Ebihara, T., Kawabata, I., Usui, S., Sobue, K., S.Okabe: "Synchronized formation and remodeling of postsynaptic densities : long-term visualization of hippocampal neurons expressing postsynaptic density proteins tagged with GFP"Journal of Neuroscience. (i

Ebihara, T.、Kawabata, I.、Usui, S.、Sobue, K.、S.Okabe：“突触后密度的同步形成和重塑：表达 GFP 标记的突触后密度蛋白的海马神经元的长期可视化”杂志

Enomoto, M., Shinomiya, K., S.Okabe: "Migration and differentiation of neural progenitor cells from two different regions of embryonic central nervous system after transplantation into the intact spinal cord"Europian journal of Neuroscience. (in press).

Enomoto, M.、Shinomiya, K.、S.Okabe：“移植到完整脊髓后胚胎中枢神经系统两个不同区域的神经祖细胞的迁移和分化”欧洲神经科学杂志。
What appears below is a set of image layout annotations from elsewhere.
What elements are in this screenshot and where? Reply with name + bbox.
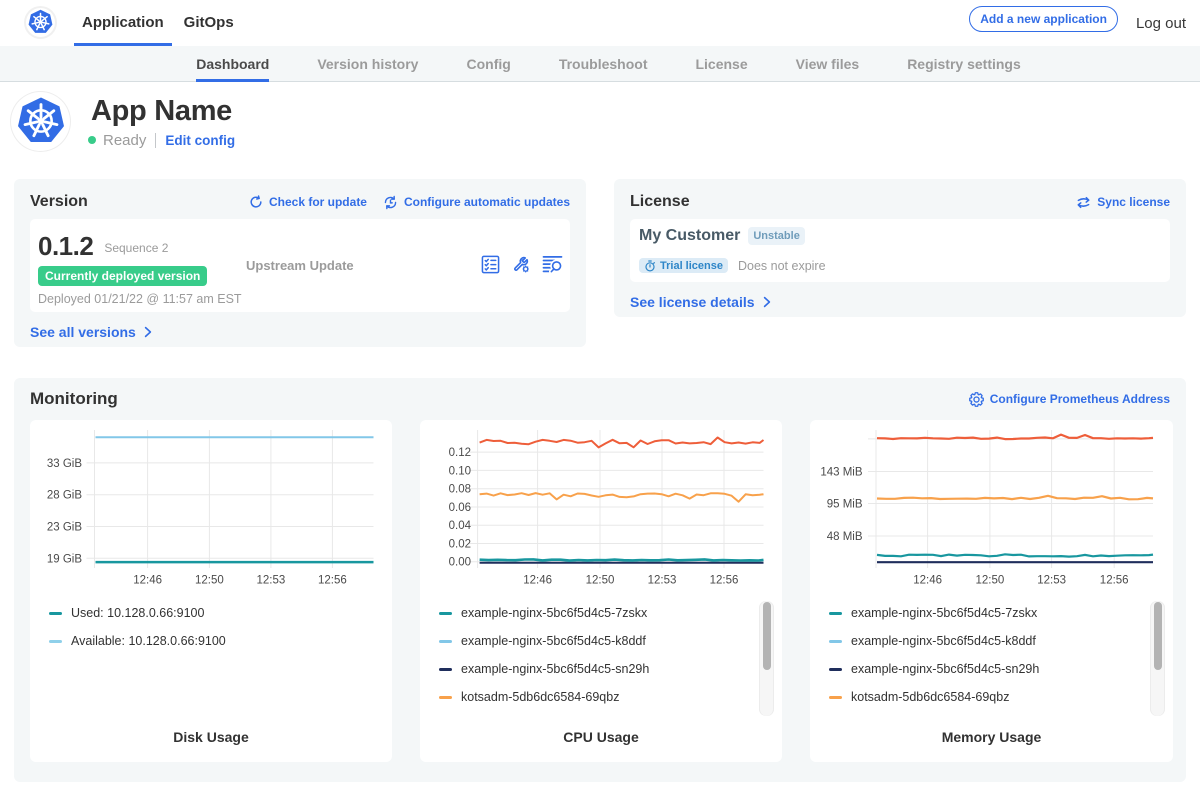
- svg-text:12:56: 12:56: [710, 575, 739, 587]
- svg-text:0.00: 0.00: [449, 557, 471, 569]
- svg-text:48 MiB: 48 MiB: [827, 531, 863, 543]
- svg-text:12:56: 12:56: [318, 575, 347, 587]
- svg-text:95 MiB: 95 MiB: [827, 499, 863, 511]
- svg-text:12:46: 12:46: [133, 575, 162, 587]
- svg-text:12:50: 12:50: [195, 575, 224, 587]
- svg-text:12:50: 12:50: [976, 575, 1005, 587]
- svg-text:12:53: 12:53: [648, 575, 677, 587]
- svg-text:12:53: 12:53: [257, 575, 286, 587]
- svg-text:0.06: 0.06: [449, 502, 471, 514]
- svg-text:0.04: 0.04: [449, 520, 472, 532]
- svg-text:28 GiB: 28 GiB: [47, 490, 82, 502]
- svg-text:143 MiB: 143 MiB: [820, 467, 863, 479]
- svg-text:12:53: 12:53: [1037, 575, 1066, 587]
- svg-text:12:50: 12:50: [586, 575, 615, 587]
- svg-text:23 GiB: 23 GiB: [47, 522, 82, 534]
- svg-text:12:46: 12:46: [523, 575, 552, 587]
- svg-text:19 GiB: 19 GiB: [47, 553, 82, 565]
- svg-text:12:56: 12:56: [1100, 575, 1129, 587]
- svg-text:0.08: 0.08: [449, 484, 471, 496]
- svg-text:0.10: 0.10: [449, 465, 471, 477]
- svg-text:0.12: 0.12: [449, 447, 471, 459]
- svg-text:0.02: 0.02: [449, 539, 471, 551]
- svg-text:12:46: 12:46: [913, 575, 942, 587]
- svg-text:33 GiB: 33 GiB: [47, 458, 82, 470]
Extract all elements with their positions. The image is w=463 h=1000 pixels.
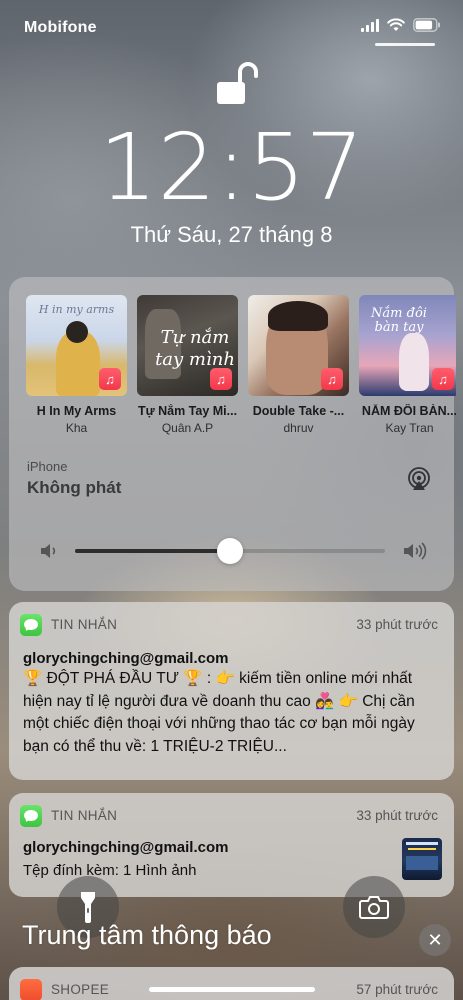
camera-button[interactable] [343, 876, 405, 938]
signal-icon [361, 18, 379, 32]
volume-slider-fill [75, 549, 230, 553]
notification-time: 33 phút trước [356, 617, 438, 632]
album-item[interactable]: ♫ Double Take -... dhruv [248, 295, 349, 435]
notification-header: TIN NHẮN 33 phút trước [20, 805, 438, 827]
messages-app-icon [20, 805, 42, 827]
apple-music-icon: ♫ [210, 368, 232, 390]
album-cover[interactable]: Tự nắm tay mình ♫ [137, 295, 238, 396]
battery-icon [413, 18, 440, 32]
lock-open-icon [217, 62, 258, 104]
album-title: Tự Nắm Tay Mi... [137, 404, 238, 418]
album-artist: dhruv [283, 421, 314, 435]
shopee-app-icon [20, 979, 42, 1000]
notification-app-name: TIN NHẮN [51, 808, 118, 823]
volume-slider[interactable] [75, 538, 385, 564]
lock-clock: 12:57 [98, 114, 365, 221]
wifi-icon [387, 18, 405, 31]
album-cover-text: H in my arms [38, 303, 115, 316]
notification-body: 🏆 ĐỘT PHÁ ĐẦU TƯ 🏆 : 👉 kiếm tiền online … [23, 670, 415, 755]
lock-date: Thứ Sáu, 27 tháng 8 [130, 222, 333, 247]
album-artist: Quân A.P [161, 421, 214, 435]
control-center-indicator[interactable] [375, 43, 435, 46]
album-title: H In My Arms [36, 404, 117, 418]
notification-app-name: TIN NHẮN [51, 617, 118, 632]
attachment-thumbnail [402, 838, 442, 880]
music-widget: H in my arms ♫ H In My Arms Kha Tự nắm t… [9, 277, 456, 591]
flashlight-icon [81, 892, 95, 923]
shopee-notification[interactable]: SHOPEE 57 phút trước [9, 967, 454, 1000]
status-icons [361, 18, 441, 32]
apple-music-icon: ♫ [432, 368, 454, 390]
notification-time: 57 phút trước [356, 982, 438, 997]
carrier-name: Mobifone [24, 19, 97, 36]
album-artist: Kay Tran [385, 421, 434, 435]
volume-slider-thumb[interactable] [217, 538, 243, 564]
volume-low-icon [41, 544, 56, 558]
album-cover[interactable]: ♫ [248, 295, 349, 396]
apple-music-icon: ♫ [99, 368, 121, 390]
notification-center-title: Trung tâm thông báo [22, 920, 272, 950]
volume-control [39, 537, 429, 565]
album-item[interactable]: Nắm đôi bàn tay ♫ NẮM ĐÔI BÀN... Kay Tra… [359, 295, 456, 435]
album-cover[interactable]: H in my arms ♫ [26, 295, 127, 396]
album-title: NẮM ĐÔI BÀN... [361, 404, 456, 418]
messages-app-icon [20, 614, 42, 636]
recently-played-albums[interactable]: H in my arms ♫ H In My Arms Kha Tự nắm t… [26, 295, 456, 435]
volume-high-icon [404, 542, 427, 560]
camera-icon [359, 896, 389, 919]
album-item[interactable]: Tự nắm tay mình ♫ Tự Nắm Tay Mi... Quân … [137, 295, 238, 435]
message-notification[interactable]: TIN NHẮN 33 phút trước glorychingching@g… [9, 602, 454, 780]
album-title: Double Take -... [252, 404, 345, 418]
playback-state: Không phát [27, 478, 122, 497]
notification-time: 33 phút trước [356, 808, 438, 823]
album-artist: Kha [65, 421, 88, 435]
clear-notifications-button[interactable]: ✕ [419, 924, 451, 956]
album-cover-text: Nắm đôi bàn tay [371, 306, 427, 335]
home-indicator[interactable] [149, 987, 315, 992]
output-device-label: iPhone [27, 459, 68, 474]
album-item[interactable]: H in my arms ♫ H In My Arms Kha [26, 295, 127, 435]
album-cover[interactable]: Nắm đôi bàn tay ♫ [359, 295, 456, 396]
notification-header: TIN NHẮN 33 phút trước [20, 614, 438, 636]
airplay-audio-icon[interactable] [406, 466, 432, 492]
notification-sender: glorychingching@gmail.com [23, 839, 229, 856]
album-cover-text: Tự nắm tay mình [155, 327, 235, 370]
close-icon: ✕ [427, 929, 443, 950]
notification-app-name: SHOPEE [51, 982, 110, 997]
notification-sender: glorychingching@gmail.com [23, 650, 229, 667]
apple-music-icon: ♫ [321, 368, 343, 390]
status-bar: Mobifone [0, 0, 463, 52]
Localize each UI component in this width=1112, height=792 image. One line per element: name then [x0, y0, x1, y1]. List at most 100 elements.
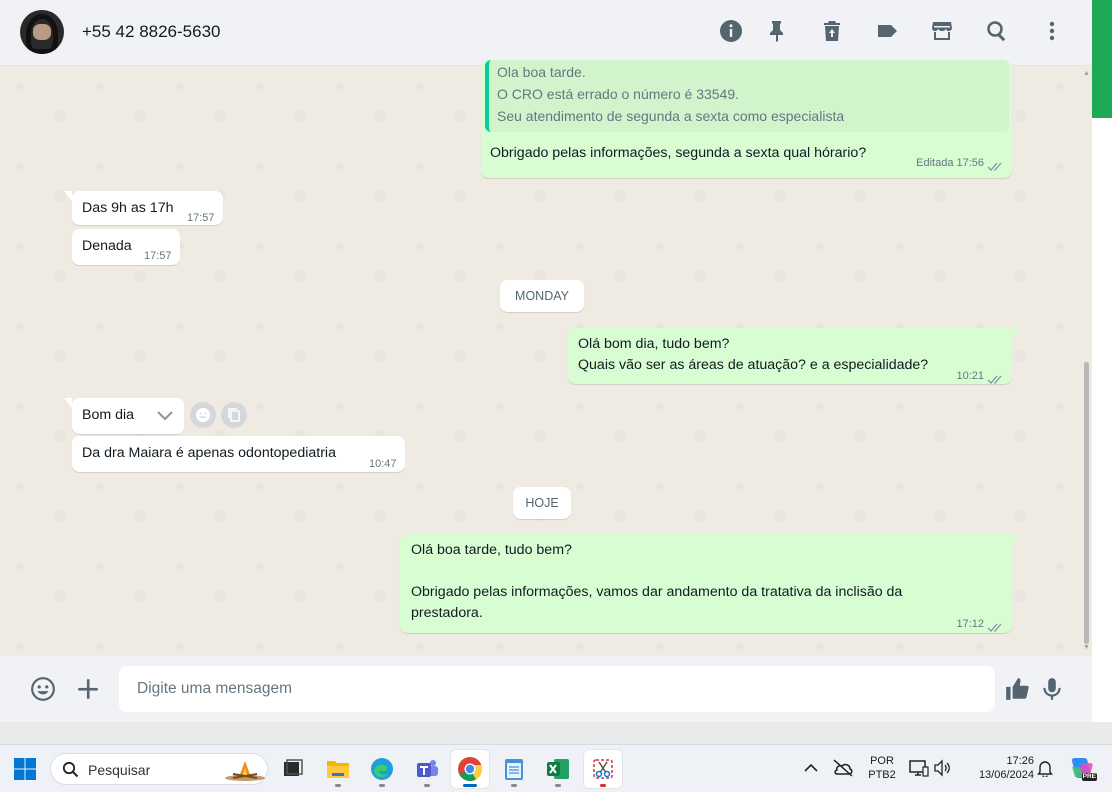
message-line: Obrigado pelas informações, vamos dar an…: [411, 584, 903, 600]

Okabe, S., Miwa, A., H.Okado: "Spine formation and correlated assembly of presynaptic and postsynaptic molecules"Journal of Neuroscience. 21. 6105-6114 (2001)

Okabe, S.、Miwa, A.、H.Okado：“脊柱形成和突触前和突触后分子的相关组装”神经科学杂志。

Umeda, T. and S. Okabe.: "Visualizing synapse formation and remodeling : recent advances in real-time imaging of CNS synapses"Neuroscience Research. 40. 291-300 (2001)

Umeda, T. 和 S. Okabe.：“可视化突触形成和重塑：中枢神经系统突触实时成像的最新进展”神经科学研究。